The Anatomy of a Mississippian (Viséan) carbonate platform interior, UK: Depositional cycles, glacioeustasy and facies mosaics
2020
Abstract Late Visean platform interior carbonate strata of northern England and Wales have traditionally been interpreted to comprise shallowing-up cyclothems, the upper boundaries of which are marked by unconformities that record subaerial exposure events. These strata were deposited during what is understood to be a greenhouse-to-icehouse transition, and the cyclothems are assumed to reflect glacioeustatic sea-level oscillations associated with this climatic change. Importantly, these interpretations reflect a qualitative model which assumes that facies respond in a simple way to water depth variations and so migrate and stack in a predictable pattern as eustatic sea-level fluctuates. Exposure surfaces and most facies are, however, laterally discontinuous across the platform tops. Quantitative statistical analysis and simple 1D stratigraphic forward modelling suggest that the observed vertical facies stacking patterns on the Derbyshire and North Wales Platforms are not cyclical.
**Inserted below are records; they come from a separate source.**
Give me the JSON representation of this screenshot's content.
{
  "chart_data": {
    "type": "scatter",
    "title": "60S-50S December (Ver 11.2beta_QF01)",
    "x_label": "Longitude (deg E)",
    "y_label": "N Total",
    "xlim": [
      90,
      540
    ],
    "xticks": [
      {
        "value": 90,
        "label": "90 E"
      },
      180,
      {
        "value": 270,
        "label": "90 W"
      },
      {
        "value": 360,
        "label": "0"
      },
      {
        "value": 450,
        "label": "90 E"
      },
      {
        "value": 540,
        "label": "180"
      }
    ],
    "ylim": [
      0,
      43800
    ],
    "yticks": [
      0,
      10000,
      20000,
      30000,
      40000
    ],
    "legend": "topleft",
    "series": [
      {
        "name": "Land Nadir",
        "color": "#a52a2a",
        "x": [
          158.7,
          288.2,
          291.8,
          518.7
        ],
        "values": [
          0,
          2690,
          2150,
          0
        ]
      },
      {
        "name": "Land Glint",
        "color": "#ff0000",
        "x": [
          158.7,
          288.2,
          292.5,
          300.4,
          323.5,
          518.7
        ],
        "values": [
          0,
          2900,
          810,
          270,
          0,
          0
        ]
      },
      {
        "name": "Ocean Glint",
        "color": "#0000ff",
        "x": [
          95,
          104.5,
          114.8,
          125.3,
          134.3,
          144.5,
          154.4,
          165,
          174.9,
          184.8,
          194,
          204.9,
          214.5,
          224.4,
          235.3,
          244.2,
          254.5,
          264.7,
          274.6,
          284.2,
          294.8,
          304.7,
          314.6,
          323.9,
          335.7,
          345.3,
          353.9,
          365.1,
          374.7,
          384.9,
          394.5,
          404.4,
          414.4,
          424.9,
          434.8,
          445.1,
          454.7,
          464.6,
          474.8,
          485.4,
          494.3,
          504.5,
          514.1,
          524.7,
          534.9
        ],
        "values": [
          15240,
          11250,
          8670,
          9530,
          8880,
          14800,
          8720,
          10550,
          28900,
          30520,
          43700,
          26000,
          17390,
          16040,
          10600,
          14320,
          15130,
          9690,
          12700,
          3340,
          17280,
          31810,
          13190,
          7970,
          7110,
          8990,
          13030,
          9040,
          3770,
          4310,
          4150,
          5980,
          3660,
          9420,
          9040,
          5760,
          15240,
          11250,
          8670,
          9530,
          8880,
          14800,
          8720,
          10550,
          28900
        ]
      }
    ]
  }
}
The most ordered arrangement of facies that could be interpreted as “ideal cycles” in each section are variable within and across the platforms. This observational and analytical evidence suggests that instead of a simple, dominant external glacioeustatic forcing on sedimentation, a model commonly proposed for the Late Visean carbonate strata of northern England and Wales, strata were deposited as a facies mosaic, under variable hydrodynamic conditions influenced by autogenic processes as well as local environmental fluctuations in salinity and temperature, and perhaps in conjunction with glacioeustasy and syn-rift tectonic processes which occurred from metre-scale to kilometre-scale, as suggested by the ideal cycles.